Banda Aceh (ANTARA) - Masyarakat Peduli Sejarah (Mapesa) Aceh menata ulang dan membersihkan situs bersejarah di Gampong Pande Kecamatan Kutaraja Kota Banda Aceh yang kurang mendapat perhatian pemerintah.

Mapesa membersihkan komplek makam raja-raja Gampong Pande yang sudah ditetapkan sebagai situs cagar budaya oleh Pemerintah Kota Banda Aceh. Namun, kondisinya tidak terawat.

"Hari ini kita menata, membersihkan dan mendokumentasikan situs sejarah di komplek raja-raja Gampong Pande yang kurang terawat," kata Wakil Ketua Mapesa Masykur Syafruddin di Banda Aceh, Ahad.

Masykur mengatakan di komplek ini dijumpai beberapa bentuk batu nisan, terbanyak peninggalan kerajaan Aceh Darussalam. Bahkan juga terdapat nisan-nisan dari periode kerajaan Samudera Pasai dan Lamuri Aceh Besar.

Baca juga: Sandiaga Uno ziarahi makam raja Islam pertama di Indonesia

Baca juga: Pemerhati surati Menteri PUPR terkait proyek IPAL di situs sejarah


Masykur menyebutkan, salah satu tokoh besar yang dimakamkan di komplek raja-raja Gampong Pande adalah Sultan Mukmin Syah yang wafat pada tahun 946 hijriah atau pertengahan abad ke 16.

"Komplek makam ini perlu dijaga dan dilestarikan.

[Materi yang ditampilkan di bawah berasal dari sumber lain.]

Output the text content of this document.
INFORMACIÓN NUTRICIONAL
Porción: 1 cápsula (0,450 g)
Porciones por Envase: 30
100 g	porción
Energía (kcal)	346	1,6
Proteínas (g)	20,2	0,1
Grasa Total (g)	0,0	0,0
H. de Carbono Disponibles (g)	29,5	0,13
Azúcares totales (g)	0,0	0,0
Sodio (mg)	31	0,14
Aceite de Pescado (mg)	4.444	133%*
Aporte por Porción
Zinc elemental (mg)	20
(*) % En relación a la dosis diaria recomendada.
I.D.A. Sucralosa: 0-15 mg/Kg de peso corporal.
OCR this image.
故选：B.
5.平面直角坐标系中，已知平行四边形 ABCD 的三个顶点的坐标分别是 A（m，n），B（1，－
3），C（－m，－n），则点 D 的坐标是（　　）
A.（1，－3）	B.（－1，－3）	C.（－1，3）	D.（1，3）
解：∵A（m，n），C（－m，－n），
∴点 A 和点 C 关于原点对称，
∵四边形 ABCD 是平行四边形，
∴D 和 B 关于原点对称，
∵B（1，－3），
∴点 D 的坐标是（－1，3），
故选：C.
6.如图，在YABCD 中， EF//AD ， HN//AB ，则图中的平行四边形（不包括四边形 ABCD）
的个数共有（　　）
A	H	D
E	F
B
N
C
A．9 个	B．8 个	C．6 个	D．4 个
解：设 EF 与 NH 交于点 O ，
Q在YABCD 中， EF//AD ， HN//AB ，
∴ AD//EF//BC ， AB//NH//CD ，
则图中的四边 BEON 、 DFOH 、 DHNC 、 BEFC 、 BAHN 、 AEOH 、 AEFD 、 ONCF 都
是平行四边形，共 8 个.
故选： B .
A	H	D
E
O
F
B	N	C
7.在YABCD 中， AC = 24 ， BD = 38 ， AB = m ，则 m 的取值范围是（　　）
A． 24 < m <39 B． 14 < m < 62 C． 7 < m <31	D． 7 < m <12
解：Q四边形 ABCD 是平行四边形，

Kegiatan kita ini juga sebagai bentuk sosialisasi kepada masyarakat untuk menyelamatkan dan menggali kembali informasi makam bersejarah di Aceh," ujarnya.

Gampong Pande ini dikelilingi banyak komplek makam bersejarah mulai dari pertengahan abad ke 15 sampai dengan ke 19. Terbanyak raja-raja Aceh periode abad ke 16 dan 17.
​​​​
Pengurus Mapesa Aceh membersihkan batu nisan di komplek makam raja-raja di Gampong Pande Banda Aceh, Ahad (18/10/2020) (ANTARA/Rahmat Fajri)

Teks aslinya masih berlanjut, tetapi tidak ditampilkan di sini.